Emily Douce, director of budget and appropriations for the National Parks Conservation Association, says past increases were minimal, and officials held two years of deliberations and public meetings.
"We haven't seen this before," she states. "We haven't seen this high of a jump in fees with very little time for the public to comment on what this means to their local economies, and what this means to their businesses or their visitation."
The administration says this is the best way to make progress on the $11.3 billion in deferred maintenance at the parks.

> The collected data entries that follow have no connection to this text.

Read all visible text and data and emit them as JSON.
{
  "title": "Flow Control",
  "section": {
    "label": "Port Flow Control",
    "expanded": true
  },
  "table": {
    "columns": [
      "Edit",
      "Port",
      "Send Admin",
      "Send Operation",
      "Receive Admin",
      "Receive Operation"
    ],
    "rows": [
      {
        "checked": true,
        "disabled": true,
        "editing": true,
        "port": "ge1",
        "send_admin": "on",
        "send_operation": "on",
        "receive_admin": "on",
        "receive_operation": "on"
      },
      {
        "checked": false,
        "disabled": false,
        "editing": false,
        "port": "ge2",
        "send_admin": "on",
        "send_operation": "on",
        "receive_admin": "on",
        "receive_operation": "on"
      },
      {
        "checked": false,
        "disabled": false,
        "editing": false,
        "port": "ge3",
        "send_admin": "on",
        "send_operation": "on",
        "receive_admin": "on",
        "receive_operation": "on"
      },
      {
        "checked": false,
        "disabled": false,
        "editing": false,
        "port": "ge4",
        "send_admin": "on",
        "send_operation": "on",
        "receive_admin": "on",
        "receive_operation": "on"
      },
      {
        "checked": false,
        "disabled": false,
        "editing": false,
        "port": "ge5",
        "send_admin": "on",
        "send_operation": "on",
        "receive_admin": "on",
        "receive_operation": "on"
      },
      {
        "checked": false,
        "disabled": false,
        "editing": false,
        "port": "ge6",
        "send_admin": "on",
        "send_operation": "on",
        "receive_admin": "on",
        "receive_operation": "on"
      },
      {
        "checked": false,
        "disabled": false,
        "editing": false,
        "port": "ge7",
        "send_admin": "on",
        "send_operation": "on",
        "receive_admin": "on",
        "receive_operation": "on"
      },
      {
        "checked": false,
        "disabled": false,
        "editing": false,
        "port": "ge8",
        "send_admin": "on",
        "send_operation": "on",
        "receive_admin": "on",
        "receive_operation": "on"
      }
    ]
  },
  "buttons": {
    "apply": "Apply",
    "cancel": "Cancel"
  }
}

However, the fee increase will raise about $70 million a year, which Douce says isn't even enough to keep the backlog of repairs from growing.
People wanting to weigh in can go to NPCA.org/fees for a link to the comment page.
Douce says the price increase will mean many low-income families will no longer be able to afford to visit national treasures such as Yosemite, Yellowstone, Arches, Bryce Canyon, Canyonlands, Denali, Glacier, Grand Canyon, Grand Teton, Olympic, Rocky Mountain, Sequoia and Kings Canyon and Zion national parks.
"For the Trump administration to come out with an annual budget proposal to Congress and it having a 13 percent cut to our national parks, and then turn around and ask the people to pay more money to get into their national parks, is troubling," Douce stresses.
The price of an annual America the Beautiful pass would stay the same at $80. That's the one that gets you into all the parks, national monuments and other federal lands that charge fees.
Parks supporters are urging Congress to consider the National Park Service Legacy Act, which would establish long-term funding for the parks.